DLME Airflow dashboard

Important features

  • Enable/Disable DAG: A DAG will not run (even manually) unless enabled
  • DAG name & tags: Clicking on the label will display the DAG
  • Runs: Displayed in Successful/Running/Failed order. Clicking each will display a list of dag runs
  • Schedule: How is this DAG scheduled - following cron syntax and special commands (i.e. @yearly, @once)
  • Last Run: Links to DAG view from the most recent DAG run
  • Play: Manually trigger the DAG
  • Reload: Refresh the DAG definition
  • Delete: Delete the DAG

Default DAG Display - Tree View

NOTE: This is the default display when navigating into a DAG. As a DAG grown in complexity, the task display can become hard to understand in the tree view - though the grid view of dag runs can be helpful when debugging.

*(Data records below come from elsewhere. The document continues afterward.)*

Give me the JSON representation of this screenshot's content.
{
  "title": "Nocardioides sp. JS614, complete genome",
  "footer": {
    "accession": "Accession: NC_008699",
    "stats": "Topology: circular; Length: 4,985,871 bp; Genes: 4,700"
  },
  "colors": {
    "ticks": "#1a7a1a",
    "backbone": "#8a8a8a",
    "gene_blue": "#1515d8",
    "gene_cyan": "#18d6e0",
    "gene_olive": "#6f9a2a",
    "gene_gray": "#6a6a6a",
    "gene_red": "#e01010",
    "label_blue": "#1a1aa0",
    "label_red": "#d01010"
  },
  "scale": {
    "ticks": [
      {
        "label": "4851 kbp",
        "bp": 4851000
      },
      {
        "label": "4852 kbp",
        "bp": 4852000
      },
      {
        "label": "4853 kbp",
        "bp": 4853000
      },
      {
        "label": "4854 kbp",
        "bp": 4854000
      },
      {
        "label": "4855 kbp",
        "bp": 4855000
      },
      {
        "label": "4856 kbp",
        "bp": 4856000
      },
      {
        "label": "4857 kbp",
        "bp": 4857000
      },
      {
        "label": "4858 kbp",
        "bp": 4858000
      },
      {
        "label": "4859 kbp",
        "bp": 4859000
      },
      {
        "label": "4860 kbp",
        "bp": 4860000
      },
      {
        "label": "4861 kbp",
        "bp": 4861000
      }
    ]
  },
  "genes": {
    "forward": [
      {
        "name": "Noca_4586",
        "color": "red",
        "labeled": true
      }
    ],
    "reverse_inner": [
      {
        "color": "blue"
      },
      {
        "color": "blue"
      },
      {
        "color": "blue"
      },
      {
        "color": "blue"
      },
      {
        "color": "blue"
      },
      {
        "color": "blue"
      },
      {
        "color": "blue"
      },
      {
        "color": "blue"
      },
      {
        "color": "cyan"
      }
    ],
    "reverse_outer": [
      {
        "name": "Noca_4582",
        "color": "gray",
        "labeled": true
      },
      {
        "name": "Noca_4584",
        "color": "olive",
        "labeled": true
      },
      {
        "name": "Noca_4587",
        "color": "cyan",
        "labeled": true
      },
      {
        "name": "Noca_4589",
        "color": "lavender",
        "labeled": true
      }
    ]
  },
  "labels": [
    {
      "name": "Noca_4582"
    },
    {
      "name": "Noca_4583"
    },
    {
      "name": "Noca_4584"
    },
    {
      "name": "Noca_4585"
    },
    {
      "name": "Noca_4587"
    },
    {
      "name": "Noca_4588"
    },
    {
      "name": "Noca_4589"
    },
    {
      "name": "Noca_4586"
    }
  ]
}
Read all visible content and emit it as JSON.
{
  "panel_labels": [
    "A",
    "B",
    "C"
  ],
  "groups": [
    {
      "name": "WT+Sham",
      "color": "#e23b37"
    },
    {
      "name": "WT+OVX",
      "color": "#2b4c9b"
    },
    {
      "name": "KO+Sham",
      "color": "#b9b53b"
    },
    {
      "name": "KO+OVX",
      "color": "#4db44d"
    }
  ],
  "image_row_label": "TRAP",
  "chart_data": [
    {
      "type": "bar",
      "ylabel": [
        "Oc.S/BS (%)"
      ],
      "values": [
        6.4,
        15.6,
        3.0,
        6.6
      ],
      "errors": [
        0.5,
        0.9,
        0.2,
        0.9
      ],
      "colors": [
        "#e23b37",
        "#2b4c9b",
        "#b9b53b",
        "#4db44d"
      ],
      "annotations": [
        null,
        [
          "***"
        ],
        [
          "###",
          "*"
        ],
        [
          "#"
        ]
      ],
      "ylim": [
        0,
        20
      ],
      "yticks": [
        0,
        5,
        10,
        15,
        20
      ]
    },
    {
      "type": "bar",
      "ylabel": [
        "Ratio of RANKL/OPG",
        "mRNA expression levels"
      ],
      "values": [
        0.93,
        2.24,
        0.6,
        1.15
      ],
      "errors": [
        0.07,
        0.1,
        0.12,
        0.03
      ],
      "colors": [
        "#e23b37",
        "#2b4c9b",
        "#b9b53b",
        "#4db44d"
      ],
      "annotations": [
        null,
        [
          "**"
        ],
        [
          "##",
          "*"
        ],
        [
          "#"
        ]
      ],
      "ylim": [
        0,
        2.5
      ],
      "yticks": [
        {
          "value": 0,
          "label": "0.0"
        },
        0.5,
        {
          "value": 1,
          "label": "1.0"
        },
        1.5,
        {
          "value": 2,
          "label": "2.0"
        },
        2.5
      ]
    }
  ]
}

DAG Display - Default, Tree View

DAG Display - Graph View

This DAG view is generally more appealing and understanding. It displays and updates as a DAG runs, therefore the visual representation of where in the task list a particular dag run is can be very helfpul.

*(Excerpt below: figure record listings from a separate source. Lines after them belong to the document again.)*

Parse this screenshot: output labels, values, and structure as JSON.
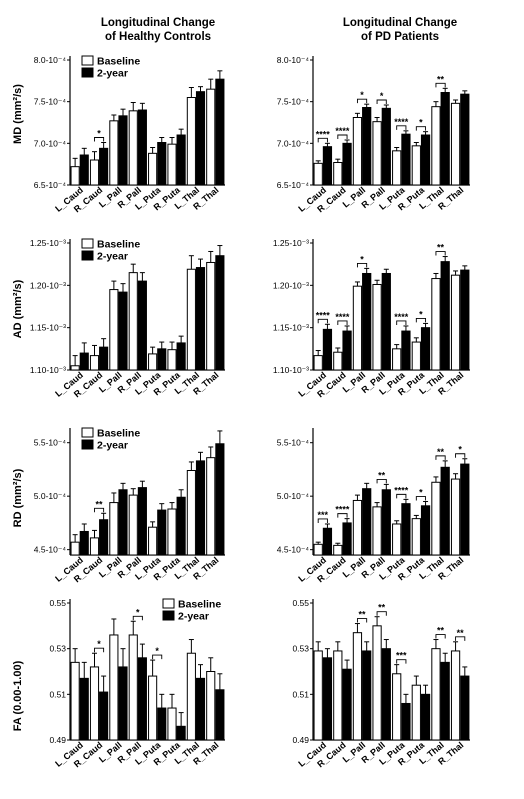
{
  "column_titles": [
    [
      "Longitudinal Change",
      "of Healthy Controls"
    ],
    [
      "Longitudinal Change",
      "of PD Patients"
    ]
  ],
  "row_labels": [
    "MD (mm²/s)",
    "AD (mm²/s)",
    "RD (mm²/s)",
    "FA (0.00-1.00)"
  ],
  "colors": {
    "baseline": "#ffffff",
    "two_year": "#000000",
    "axis": "#000000"
  },
  "chart_data": [
    {
      "type": "bar",
      "row": 0,
      "col": 0,
      "categories": [
        "L_Caud",
        "R_Caud",
        "L_Pall",
        "R_Pall",
        "L_Puta",
        "R_Puta",
        "L_Thal",
        "R_Thal"
      ],
      "ylim": [
        6.5,
        8.0
      ],
      "yticks": [
        6.5,
        7.0,
        7.5,
        8.0
      ],
      "yticklabels": [
        "6.5-10⁻⁴",
        "7.0-10⁻⁴",
        "7.5-10⁻⁴",
        "8.0-10⁻⁴"
      ],
      "ylabel": "MD (mm²/s)",
      "legend": [
        "Baseline",
        "2-year"
      ],
      "legend_position": "top-left",
      "series": [
        {
          "name": "Baseline",
          "values": [
            6.72,
            6.8,
            7.27,
            7.39,
            6.88,
            6.99,
            7.55,
            7.65
          ],
          "errors": [
            0.1,
            0.1,
            0.07,
            0.1,
            0.07,
            0.08,
            0.12,
            0.12
          ]
        },
        {
          "name": "2-year",
          "values": [
            6.86,
            6.94,
            7.33,
            7.4,
            7.01,
            7.1,
            7.62,
            7.77
          ],
          "errors": [
            0.08,
            0.07,
            0.08,
            0.08,
            0.06,
            0.07,
            0.06,
            0.1
          ]
        }
      ],
      "significance": [
        {
          "category": "R_Caud",
          "label": "*"
        }
      ]
    },
    {
      "type": "bar",
      "row": 0,
      "col": 1,
      "categories": [
        "L_Caud",
        "R_Caud",
        "L_Pall",
        "R_Pall",
        "L_Puta",
        "R_Puta",
        "L_Thal",
        "R_Thal"
      ],
      "ylim": [
        6.5,
        8.0
      ],
      "yticks": [
        6.5,
        7.0,
        7.5,
        8.0
      ],
      "yticklabels": [
        "6.5-10⁻⁴",
        "7.0-10⁻⁴",
        "7.5-10⁻⁴",
        "8.0-10⁻⁴"
      ],
      "series": [
        {
          "name": "Baseline",
          "values": [
            6.76,
            6.77,
            7.31,
            7.26,
            6.91,
            6.97,
            7.44,
            7.48
          ],
          "errors": [
            0.03,
            0.04,
            0.05,
            0.05,
            0.04,
            0.04,
            0.06,
            0.04
          ]
        },
        {
          "name": "2-year",
          "values": [
            6.96,
            7.0,
            7.43,
            7.42,
            7.11,
            7.1,
            7.61,
            7.59
          ],
          "errors": [
            0.04,
            0.04,
            0.04,
            0.04,
            0.04,
            0.04,
            0.05,
            0.04
          ]
        }
      ],
      "significance": [
        {
          "category": "L_Caud",
          "label": "****"
        },
        {
          "category": "R_Caud",
          "label": "****"
        },
        {
          "category": "L_Pall",
          "label": "*"
        },
        {
          "category": "R_Pall",
          "label": "*"
        },
        {
          "category": "L_Puta",
          "label": "****"
        },
        {
          "category": "R_Puta",
          "label": "*"
        },
        {
          "category": "L_Thal",
          "label": "**"
        }
      ]
    },
    {
      "type": "bar",
      "row": 1,
      "col": 0,
      "categories": [
        "L_Caud",
        "R_Caud",
        "L_Pall",
        "R_Pall",
        "L_Puta",
        "R_Puta",
        "L_Thal",
        "R_Thal"
      ],
      "ylim": [
        1.1,
        1.25
      ],
      "yticks": [
        1.1,
        1.15,
        1.2,
        1.25
      ],
      "yticklabels": [
        "1.10-10⁻³",
        "1.15-10⁻³",
        "1.20-10⁻³",
        "1.25-10⁻³"
      ],
      "ylabel": "AD (mm²/s)",
      "legend": [
        "Baseline",
        "2-year"
      ],
      "legend_position": "top-left",
      "series": [
        {
          "name": "Baseline",
          "values": [
            1.105,
            1.117,
            1.195,
            1.215,
            1.119,
            1.124,
            1.219,
            1.227
          ],
          "errors": [
            0.012,
            0.012,
            0.01,
            0.01,
            0.008,
            0.009,
            0.016,
            0.013
          ]
        },
        {
          "name": "2-year",
          "values": [
            1.12,
            1.127,
            1.192,
            1.205,
            1.125,
            1.132,
            1.221,
            1.235
          ],
          "errors": [
            0.012,
            0.01,
            0.01,
            0.01,
            0.008,
            0.008,
            0.01,
            0.012
          ]
        }
      ],
      "significance": []
    },
    {
      "type": "bar",
      "row": 1,
      "col": 1,
      "categories": [
        "L_Caud",
        "R_Caud",
        "L_Pall",
        "R_Pall",
        "L_Puta",
        "R_Puta",
        "L_Thal",
        "R_Thal"
      ],
      "ylim": [
        1.1,
        1.25
      ],
      "yticks": [
        1.1,
        1.15,
        1.2,
        1.25
      ],
      "yticklabels": [
        "1.10-10⁻³",
        "1.15-10⁻³",
        "1.20-10⁻³",
        "1.25-10⁻³"
      ],
      "series": [
        {
          "name": "Baseline",
          "values": [
            1.117,
            1.121,
            1.199,
            1.201,
            1.125,
            1.133,
            1.208,
            1.212
          ],
          "errors": [
            0.006,
            0.005,
            0.005,
            0.005,
            0.005,
            0.005,
            0.006,
            0.005
          ]
        },
        {
          "name": "2-year",
          "values": [
            1.148,
            1.146,
            1.214,
            1.214,
            1.146,
            1.15,
            1.228,
            1.218
          ],
          "errors": [
            0.006,
            0.006,
            0.006,
            0.005,
            0.006,
            0.005,
            0.006,
            0.005
          ]
        }
      ],
      "significance": [
        {
          "category": "L_Caud",
          "label": "****"
        },
        {
          "category": "R_Caud",
          "label": "****"
        },
        {
          "category": "L_Pall",
          "label": "*"
        },
        {
          "category": "L_Puta",
          "label": "****"
        },
        {
          "category": "R_Puta",
          "label": "*"
        },
        {
          "category": "L_Thal",
          "label": "**"
        }
      ]
    },
    {
      "type": "bar",
      "row": 2,
      "col": 0,
      "categories": [
        "L_Caud",
        "R_Caud",
        "L_Pall",
        "R_Pall",
        "L_Puta",
        "R_Puta",
        "L_Thal",
        "R_Thal"
      ],
      "ylim": [
        4.45,
        5.6
      ],
      "yticks": [
        4.5,
        5.0,
        5.5
      ],
      "yticklabels": [
        "4.5-10⁻⁴",
        "5.0-10⁻⁴",
        "5.5-10⁻⁴"
      ],
      "ylabel": "RD (mm²/s)",
      "legend": [
        "Baseline",
        "2-year"
      ],
      "legend_position": "top-left",
      "series": [
        {
          "name": "Baseline",
          "values": [
            4.57,
            4.61,
            4.94,
            5.01,
            4.71,
            4.88,
            5.24,
            5.36
          ],
          "errors": [
            0.07,
            0.07,
            0.09,
            0.06,
            0.05,
            0.06,
            0.08,
            0.1
          ]
        },
        {
          "name": "2-year",
          "values": [
            4.67,
            4.78,
            5.06,
            5.08,
            4.87,
            4.99,
            5.33,
            5.49
          ],
          "errors": [
            0.07,
            0.06,
            0.06,
            0.06,
            0.06,
            0.07,
            0.08,
            0.12
          ]
        }
      ],
      "significance": [
        {
          "category": "R_Caud",
          "label": "**"
        }
      ]
    },
    {
      "type": "bar",
      "row": 2,
      "col": 1,
      "categories": [
        "L_Caud",
        "R_Caud",
        "L_Pall",
        "R_Pall",
        "L_Puta",
        "R_Puta",
        "L_Thal",
        "R_Thal"
      ],
      "ylim": [
        4.45,
        5.6
      ],
      "yticks": [
        4.5,
        5.0,
        5.5
      ],
      "yticklabels": [
        "4.5-10⁻⁴",
        "5.0-10⁻⁴",
        "5.5-10⁻⁴"
      ],
      "series": [
        {
          "name": "Baseline",
          "values": [
            4.55,
            4.54,
            4.96,
            4.9,
            4.74,
            4.79,
            5.13,
            5.16
          ],
          "errors": [
            0.02,
            0.02,
            0.05,
            0.04,
            0.03,
            0.03,
            0.05,
            0.05
          ]
        },
        {
          "name": "2-year",
          "values": [
            4.7,
            4.75,
            5.07,
            5.06,
            4.93,
            4.91,
            5.27,
            5.3
          ],
          "errors": [
            0.04,
            0.04,
            0.05,
            0.05,
            0.04,
            0.04,
            0.06,
            0.05
          ]
        }
      ],
      "significance": [
        {
          "category": "L_Caud",
          "label": "***"
        },
        {
          "category": "R_Caud",
          "label": "****"
        },
        {
          "category": "R_Pall",
          "label": "**"
        },
        {
          "category": "L_Puta",
          "label": "****"
        },
        {
          "category": "R_Puta",
          "label": "*"
        },
        {
          "category": "L_Thal",
          "label": "**"
        },
        {
          "category": "R_Thal",
          "label": "*"
        }
      ]
    },
    {
      "type": "bar",
      "row": 3,
      "col": 0,
      "categories": [
        "L_Caud",
        "R_Caud",
        "L_Pall",
        "R_Pall",
        "L_Puta",
        "R_Puta",
        "L_Thal",
        "R_Thal"
      ],
      "ylim": [
        0.49,
        0.55
      ],
      "yticks": [
        0.49,
        0.51,
        0.53,
        0.55
      ],
      "yticklabels": [
        "0.49",
        "0.51",
        "0.53",
        "0.55"
      ],
      "ylabel": "FA (0.00-1.00)",
      "legend": [
        "Baseline",
        "2-year"
      ],
      "legend_position": "top-right",
      "series": [
        {
          "name": "Baseline",
          "values": [
            0.524,
            0.522,
            0.536,
            0.536,
            0.518,
            0.504,
            0.528,
            0.52
          ],
          "errors": [
            0.006,
            0.006,
            0.007,
            0.006,
            0.007,
            0.006,
            0.006,
            0.006
          ]
        },
        {
          "name": "2-year",
          "values": [
            0.517,
            0.511,
            0.522,
            0.526,
            0.504,
            0.496,
            0.517,
            0.512
          ],
          "errors": [
            0.007,
            0.007,
            0.008,
            0.006,
            0.006,
            0.006,
            0.006,
            0.007
          ]
        }
      ],
      "significance": [
        {
          "category": "R_Caud",
          "label": "*"
        },
        {
          "category": "R_Pall",
          "label": "*"
        },
        {
          "category": "L_Puta",
          "label": "*"
        }
      ]
    },
    {
      "type": "bar",
      "row": 3,
      "col": 1,
      "categories": [
        "L_Caud",
        "R_Caud",
        "L_Pall",
        "R_Pall",
        "L_Puta",
        "R_Puta",
        "L_Thal",
        "R_Thal"
      ],
      "ylim": [
        0.49,
        0.55
      ],
      "yticks": [
        0.49,
        0.51,
        0.53,
        0.55
      ],
      "yticklabels": [
        "0.49",
        "0.51",
        "0.53",
        "0.55"
      ],
      "series": [
        {
          "name": "Baseline",
          "values": [
            0.529,
            0.529,
            0.537,
            0.54,
            0.519,
            0.514,
            0.53,
            0.529
          ],
          "errors": [
            0.004,
            0.004,
            0.004,
            0.004,
            0.004,
            0.004,
            0.004,
            0.004
          ]
        },
        {
          "name": "2-year",
          "values": [
            0.526,
            0.521,
            0.529,
            0.53,
            0.506,
            0.51,
            0.524,
            0.518
          ],
          "errors": [
            0.004,
            0.004,
            0.004,
            0.004,
            0.004,
            0.004,
            0.004,
            0.004
          ]
        }
      ],
      "significance": [
        {
          "category": "L_Pall",
          "label": "**"
        },
        {
          "category": "R_Pall",
          "label": "**"
        },
        {
          "category": "L_Puta",
          "label": "***"
        },
        {
          "category": "L_Thal",
          "label": "**"
        },
        {
          "category": "R_Thal",
          "label": "**"
        }
      ]
    }
  ]
}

Here we see a simple DAG with five (5) tasks:

  • configure_git
  • validate_metadata_folder
  • clone_metadata
  • pull_metadata
  • finished_pulling

The graph display makes it clear than validate_metadata_folder results in a branch between clone_metadata and pull_metadata and runs after configure_git. The final task, finished_pulling is a DummyOperator - a place holder task used for control flow.

DAG Display - Graph View

The border color of the tasks in this display is important, and a key is provided at the top of the display. Here we see that configure_git, validate_metadata_folder, clone_metadata, and finished_pulling each have a dark green border indicating SUCCESS. The pull_metadata task has a pink border, indicating SKIPPED.

This indicates that:

  1. configure_git ran and completed with a SUCCESS state.
  2. validate_metadata_folder then ran and completed with a SUCCESS state. It also returned a value that forced triggering of clone_metadata and skipping of pull_metadata.
  3. finished_pulling captured the flow between clone_metadata and pull_metadata and ended in a SUCCESS state.